Chapter
1
I T WAS THE year none of the seasons followed their own dictates. The days were warm and the air
hard to breathe without a kerchief, and the nights cold and damp, the wet burlap we
nailed over the windows stiff with grit that blew in clouds out of the west amid sounds
like a train grinding across the prairie. The moon was orange, or sometimes brown,
as big as a planet, the way it is at harvest time, and the sun never more than a smudge,
like a lightbulb flickering in the socket or a lucifer match burning inside its own
smoke. In better times, our family would have been sitting together on the porch,
in wicker chairs or on the glider, with glasses of lemonade and bowls of peach ice
cream.
My father was looking for work on a pipeline in East Texas. Maybe he would come back
one day. Or maybe not. Back then, people had a way of walking down a tar road and
crossing through a pool of heat and disappearing forever. I ascribed the signs of
my mother’s mental deterioration to my father’s absence and his difficulties with
alcohol. She wore out the rug in her bedroom walking in circles, squeezing her nails
into the heels of her hands, talking to herself, her eyes watery with levels of fear
and confusion that nobody could dispel. Ordinary people no longer visited our home.
As a lawman, Grandfather had gone up against the likes of Bill Dalton and John Wesley
Hardin, and in 1916, with a group of rogue Texas Rangers, he had helped ambush a train
loaded with Pancho Villa’s soldiers. The point is, he wasn’t given to studying on
the complexities of mental illness. That didn’t mean he was an ill-natured or entirely
uncharitable man, just one who seemed to have a hole in his thinking. He had not been
a good father to his children. Through either selfishness or ineptitude, he often
left them to their own devices, even when they foundered on the wayside. I had never
understood this obvious character defect in him. I sometimes wondered if the blood
he had shed had made him incapable of love.
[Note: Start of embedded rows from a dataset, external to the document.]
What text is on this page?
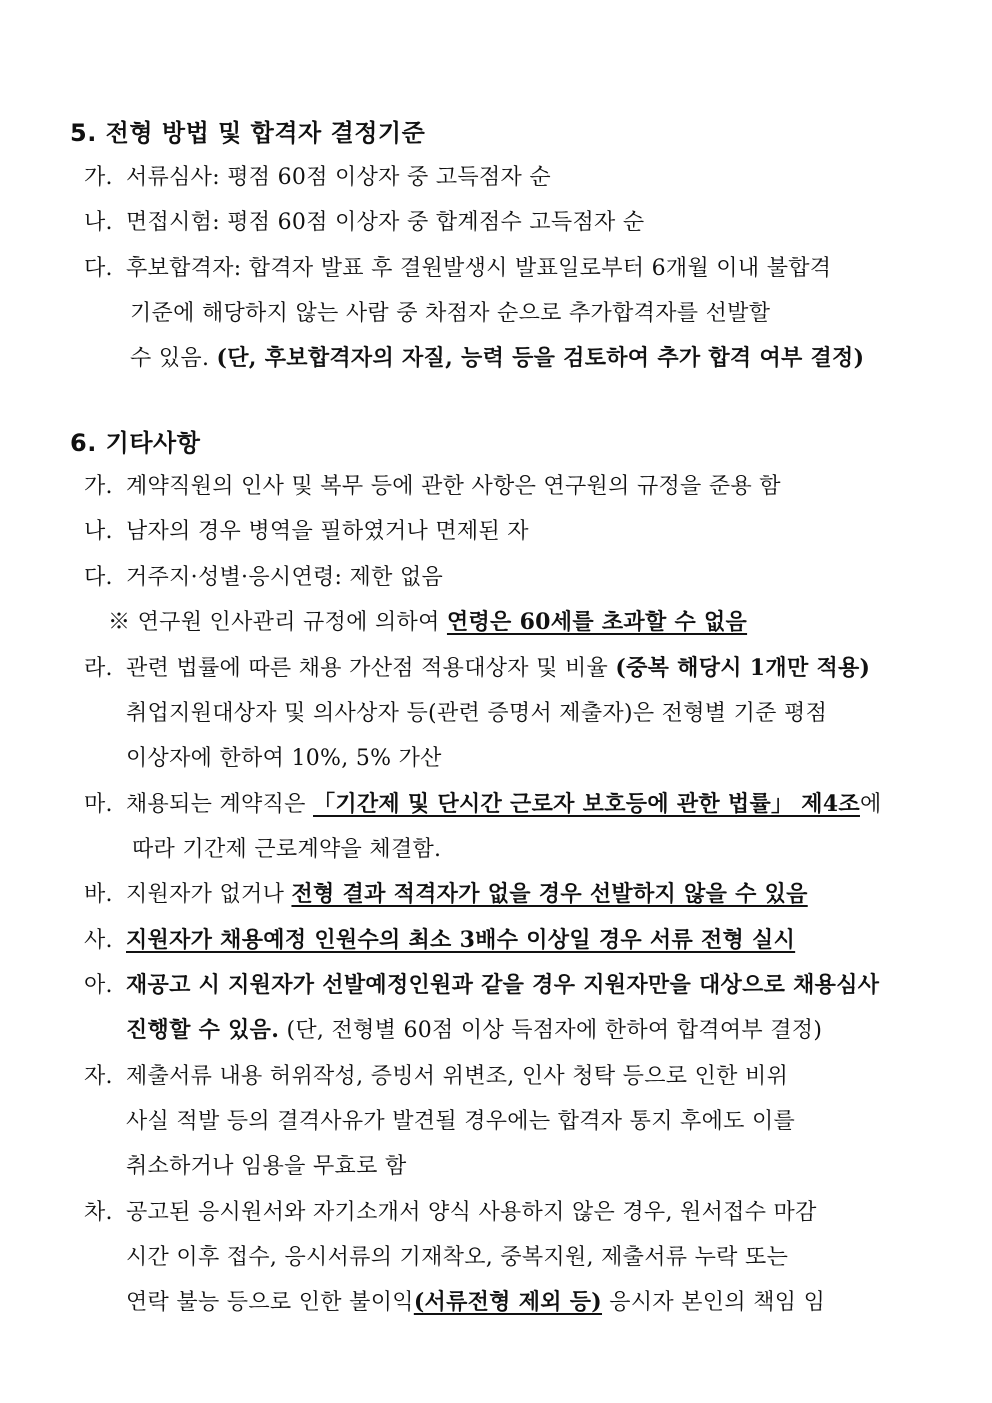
5. 전형 방법 및 합격자 결정기준
가. 서류심사: 평점 60점 이상자 중 고득점자 순
나. 면접시험: 평점 60점 이상자 중 합계점수 고득점자 순
다. 후보합격자: 합격자 발표 후 결원발생시 발표일로부터 6개월 이내 불합격
기준에 해당하지 않는 사람 중 차점자 순으로 추가합격자를 선발할
수 있음. (단, 후보합격자의 자질, 능력 등을 검토하여 추가 합격 여부 결정)
6. 기타사항
가. 계약직원의 인사 및 복무 등에 관한 사항은 연구원의 규정을 준용 함
나. 남자의 경우 병역을 필하였거나 면제된 자
다. 거주지·성별·응시연령: 제한 없음
※ 연구원 인사관리 규정에 의하여 연령은 60세를 초과할 수 없음
라. 관련 법률에 따른 채용 가산점 적용대상자 및 비율 (중복 해당시 1개만 적용)
취업지원대상자 및 의사상자 등(관련 증명서 제출자)은 전형별 기준 평점
이상자에 한하여 10%, 5% 가산
마. 채용되는 계약직은 「기간제 및 단시간 근로자 보호등에 관한 법률」 제4조에
따라 기간제 근로계약을 체결함.
바. 지원자가 없거나 전형 결과 적격자가 없을 경우 선발하지 않을 수 있음
사. 지원자가 채용예정 인원수의 최소 3배수 이상일 경우 서류 전형 실시
아. 재공고 시 지원자가 선발예정인원과 같을 경우 지원자만을 대상으로 채용심사
진행할 수 있음. (단, 전형별 60점 이상 득점자에 한하여 합격여부 결정)
자. 제출서류 내용 허위작성, 증빙서 위변조, 인사 청탁 등으로 인한 비위
사실 적발 등의 결격사유가 발견될 경우에는 합격자 통지 후에도 이를
취소하거나 임용을 무효로 함
차. 공고된 응시원서와 자기소개서 양식 사용하지 않은 경우, 원서접수 마감
시간 이후 접수, 응시서류의 기재착오, 중복지원, 제출서류 누락 또는
연락 불능 등으로 인한 불이익(서류전형 제외 등) 응시자 본인의 책임 임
He hid behind flippancy and cynicism. He rated all politicians “somewhere between
mediocre and piss-poor.” His first wife had “a face that could make a freight train
turn on a dirt road.” WPA stood for We Piddle Around. If he hadn’t been a Christian,
he would have fired the hired help (we no longer had any) and “replaced them with
sloths.” The local banker had a big nose because the air was free. Who was my grandfather
in actuality? I didn’t have a clue.
It was right at sunset when I looked through the back screen and saw a black automobile,
coated with dust and shaped like a shoe box, detour off the road and drive into the
woods behind our house. A man wearing a fedora and a white shirt without a tie got
out and urinated in front of the headlights. I thought I could hear laughter inside
the car. While he relieved himself, he removed his fedora and combed his hair. It
was wavy and thick and brown and shiny as polished walnut. His trousers were notched
tightly into his ribs, and his cheeks looked like they had been rubbed with soot.
These were not uncommon characteristics in the men who drifted here and yon through
the American West during the first administration of President Roosevelt.
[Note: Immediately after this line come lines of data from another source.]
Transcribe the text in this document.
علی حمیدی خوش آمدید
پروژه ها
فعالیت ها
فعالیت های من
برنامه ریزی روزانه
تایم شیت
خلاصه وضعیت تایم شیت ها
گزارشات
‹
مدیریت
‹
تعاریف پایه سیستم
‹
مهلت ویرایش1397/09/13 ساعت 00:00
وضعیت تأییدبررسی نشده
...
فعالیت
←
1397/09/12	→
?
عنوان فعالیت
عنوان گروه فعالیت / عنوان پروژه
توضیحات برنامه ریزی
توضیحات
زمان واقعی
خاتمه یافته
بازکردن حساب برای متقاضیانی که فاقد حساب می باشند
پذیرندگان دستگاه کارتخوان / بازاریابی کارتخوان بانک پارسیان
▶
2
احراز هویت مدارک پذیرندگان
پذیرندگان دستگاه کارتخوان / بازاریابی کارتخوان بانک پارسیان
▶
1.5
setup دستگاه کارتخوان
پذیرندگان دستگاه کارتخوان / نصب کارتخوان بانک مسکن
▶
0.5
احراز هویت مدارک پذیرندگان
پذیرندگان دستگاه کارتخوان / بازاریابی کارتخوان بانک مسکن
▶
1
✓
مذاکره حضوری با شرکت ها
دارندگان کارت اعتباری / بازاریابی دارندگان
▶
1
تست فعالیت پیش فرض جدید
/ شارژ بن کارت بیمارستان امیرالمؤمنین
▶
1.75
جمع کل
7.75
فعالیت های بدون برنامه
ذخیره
“Some people must have wandered off the highway onto our road,” I said. “The driver
is taking a leak in front of his headlights. His passengers seem to be enjoying themselves.”
Grandfather was sitting at the kitchen table, an encyclopedia open in front of him,
his reading glasses on his nose. “He deliberately stood in front of his headlights
to make water, so others could watch?”
“I can’t speak with authority about his thought process, since I’m not inside the
man’s head,” I replied. I picked up the German binoculars my uncle had brought back
from the trenches and focused them on the car. “There’s a woman in the front seat.